Nelson Bays Primary Health immunisation facilitator Bobbie Hutton said there was a lack of engagement of immunisation discussion in ante-natal care.
Most parents decided whether to immunise their children before birth when they were "not tired and thinking about what their child is doing".
Midwives and ante-natal educators were told that immunisation was an after-birth activity and many did not want to discuss it for fear of being seen as pro or anti-immunisation, Ms Hutton told the health select committee's inquiry into how to improve completion rates of childhood immunisation.
There needed to be greater knowledge and professional development to enable midwives to engage in discussions about immunisation, she said.
The New Zealand Medical Association said when maternity care was provided solely by general practitioners there were many opportunities for doctors, and more importantly practice nurses, to have discussions with expectant parents.
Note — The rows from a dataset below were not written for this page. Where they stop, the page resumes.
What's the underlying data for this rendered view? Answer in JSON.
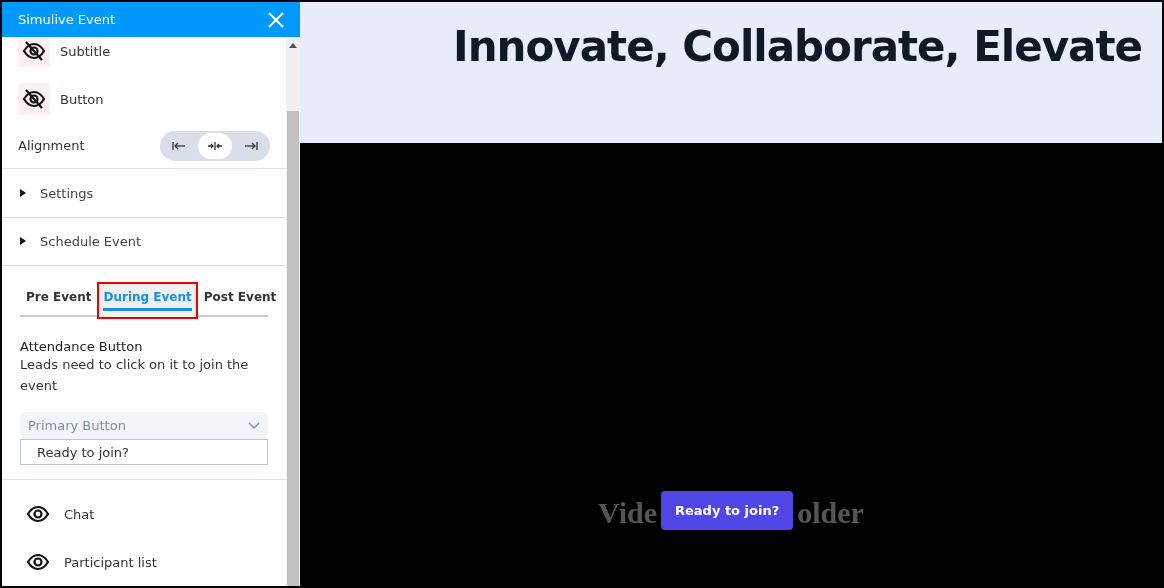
{
  "panel": {
    "title": "Simulive Event",
    "visibility_items": [
      {
        "label": "Subtitle",
        "visible": false
      },
      {
        "label": "Button",
        "visible": false
      }
    ],
    "alignment": {
      "label": "Alignment",
      "options": [
        {
          "kind": "left",
          "selected": false
        },
        {
          "kind": "center",
          "selected": true
        },
        {
          "kind": "right",
          "selected": false
        }
      ]
    },
    "sections": [
      {
        "label": "Settings",
        "expanded": false
      },
      {
        "label": "Schedule Event",
        "expanded": false
      }
    ],
    "tabs": [
      {
        "label": "Pre Event",
        "selected": false,
        "highlighted": false
      },
      {
        "label": "During Event",
        "selected": true,
        "highlighted": true
      },
      {
        "label": "Post Event",
        "selected": false,
        "highlighted": false
      }
    ],
    "attendance": {
      "title": "Attendance Button",
      "description": "Leads need to click on it to join the event",
      "style_select": "Primary Button",
      "button_text": "Ready to join?"
    },
    "features": [
      {
        "label": "Chat",
        "visible": true
      },
      {
        "label": "Participant list",
        "visible": true
      }
    ]
  },
  "preview": {
    "headline": "Innovate, Collaborate, Elevate",
    "placeholder_left": "Vide",
    "join_button": "Ready to join?",
    "placeholder_right": "older"
  }
}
There were now more opportunities for children to "slip through the gaps" in their first six weeks of life when their care moved between a midwife, doctor and Well Child providers.
Medical officer of health for Regional Public Health, part of Hutt Valley District Health Board, Stephen Parker, said National Immunisation Register administrators should be supported to find children who had slipped through the gaps.
With more staff and greater access to government agency databases, the administrators would be able to identify children who remained un-immunised.
He also said public education was important.
The Ministry of Health needed to promote what he called "herd immunity" which is based on the theory that as immunised people do not spread the diseases they are protected against they can help protect the community from the disease.
"If the proportion of the population immunised reaches a threshold level then it is possible to eliminate this infection from a population."
Dr Parker said parents should be made aware of this as an opportunity to start public debate on immunisation.